Implementation details

  • Firstlayer: A Python class that initializes the input processing. It includes a Patchify module to convert images into patches, a learnable positional embedding, and separate embedding layers for timesteps and class labels. The forward method combines these elements to prepare the input for the DiT blocks.
    b, c, h, w = x.shape
    p = self.patch_size
    
    # Reshape and permute to get patches
    x = x.reshape(b, c, h // p, p, w // p, p)
    x = x.permute(0, 2, 4, 3, 5, 1).contiguous()
    x = x.view(b, -1, p * p * c)
    
    # Project patches to embedding dimension
    x = projection(x)
    
  • LayerNorm: The LayerNorm affine transformation (scaling and shifting) is provided by a adaLN_modulation module, which computes these parameters based on the conditioning vector. This allows the scaling and shifting to be input-dependent rather than fixed learnable parameters.
    self.adaLN_modulation = nn.Sequential(
    nn.SiLU(), nn.Linear(config.n_embd, 6 * config.n_embd, bias=True))
    
  • MLP: Transformers struggle with spatial coherence in image tasks, often producing “patchy” outputs. To address this, we add a depth-wise convolution to the FFN layer, as introduced in the LocalViT paper. This allows the model to mix information from nearby pixels efficiently, improving spatial awareness and output quality with minimal computational cost.
  • Modulate: Performs element-wise modulation of normalized inputs using computed shift and scale parameters. It’s used in both DiTBlock and FinalLayer to apply adaptive normalization.
    shift, scale = self.adaLN_modulation(c).chunk(6, dim=1)
    x = modulate(self.norm_final(x), shift, scale)
    
  • SelfAttention: Multi-head self-attention module. It uses linear layers to project inputs into query, key, and value representations, applies scaled dot-product attention using PyTorch’s functional API, and projects the output back to the original embedding dimension.
  • FinalLayer: It uses a LayerNorm without affine parameters, computes adaptive normalization parameters via the adaLN_modulation module, and applies a final linear projection to reshape the output to the desired dimensions.

Classifier-free guidance

The official implementation uses classifier-free guidance improve the sample quality by combining conditional and unconditional generation. It modifies the denoising process to:

\[ \hat{\varepsilon}_\theta(x_t, c) = \varepsilon_\theta(x_t, \emptyset) + s \cdot (\varepsilon_\theta(x_t, c) - \varepsilon_\theta(x_t, \emptyset))\]

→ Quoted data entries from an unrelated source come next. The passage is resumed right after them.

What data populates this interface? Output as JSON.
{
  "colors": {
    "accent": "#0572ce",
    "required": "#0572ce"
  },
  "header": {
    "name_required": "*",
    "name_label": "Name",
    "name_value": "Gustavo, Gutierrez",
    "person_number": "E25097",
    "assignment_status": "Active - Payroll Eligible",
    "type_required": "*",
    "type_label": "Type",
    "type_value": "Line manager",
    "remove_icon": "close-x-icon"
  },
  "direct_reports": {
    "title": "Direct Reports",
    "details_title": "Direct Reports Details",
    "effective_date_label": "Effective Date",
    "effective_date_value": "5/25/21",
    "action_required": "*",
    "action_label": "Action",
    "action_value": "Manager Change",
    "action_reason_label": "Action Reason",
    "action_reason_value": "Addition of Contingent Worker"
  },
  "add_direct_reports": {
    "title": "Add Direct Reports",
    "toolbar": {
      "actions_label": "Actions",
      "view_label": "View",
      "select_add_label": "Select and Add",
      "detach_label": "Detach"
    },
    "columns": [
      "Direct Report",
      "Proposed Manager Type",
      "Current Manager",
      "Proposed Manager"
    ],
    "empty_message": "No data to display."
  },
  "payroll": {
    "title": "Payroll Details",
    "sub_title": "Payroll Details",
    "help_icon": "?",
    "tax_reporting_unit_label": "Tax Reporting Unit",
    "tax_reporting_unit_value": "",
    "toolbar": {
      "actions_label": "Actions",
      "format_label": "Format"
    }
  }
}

Where $c$ is the condition, $\emptyset$ is a null condition, and $s > 1$ is the guidance scale.

While effective, this technique doubles computational cost. Our DiT implementation omits it, prioritizing computational efficiency for future robotics applications where real-time performance is crucial. By optimizing only $p_\theta(x_{t-1}|x_t,c)$, we balance generation quality with speed, better suiting time-sensitive robotic control tasks for example.

Dataset

To test the architecture, the DiT was trained on the Cat datasets which contains 20k high-res images of cats. Only the uncontinioned diffusion can be tested because all samples are cats.

Dataset sample

A simple formatting is applied to every images:

torchvision.transforms.Compose([
    transforms.Resize((size, size)),
    transforms.RandomHorizontalFlip(),
    transforms.ToTensor(),
    transforms.Normalize([0.5], [0.5]),])

Variational Autoencoder

the DiT is trained in a reduced 32x32x4 latent space to lighten the calculations. Each images is projected on the latent space using a the Stable Diffusion VAE: Dataset sample

The Stable Diffusion VAE employs a crucial scaling factor of 0.18215, a legacy of its original training. This factor scales the latent representations during encoding (multiplication) and decoding (division), ensuring the latent space statistics match what the diffusion model expects. This scaling is essential for maintaining compatibility with pre-trained Stable Diffusion components and for achieving stable training and high-quality generation in DiT models.

class StableDiffusionVAE:
    def __init__(self, model_path="stabilityai/sd-vae-ft-mse"):
        self.scaling_factor = 0.18215
    [...]
    def encode(self, image):
        with torch.no_grad():
            latent = self.vae.encode(image).latent_dist.sample()
            latent = latent * self.scaling_factor 
        return latent

    def decode(self, latent):
        latent = latent / self.scaling_factor 
        with torch.no_grad():
            image = self.vae.decode(latent).sample
        return image

Simplified Diffusion Model Formulation

We implement a variance-preserving diffusion model using the DDPMScheduler from the Hugging Face Diffusers library, with the squaredcos_cap_v2 beta schedule. This approach maintains the Gaussian nature of the diffusion process while leveraging optimized scheduling for improved performance.

Noise Schedule

We use the squaredcos_cap_v2 beta schedule, which defines $\beta_t$ as:

\[ \beta_t = \min\left(\frac{t}{T}\cdot 0.999, \sqrt{1 - \left(\cos\left(\frac{t/T + s}{1 + s}\cdot \frac{\pi}{2}\right)\right)^2}\right) \]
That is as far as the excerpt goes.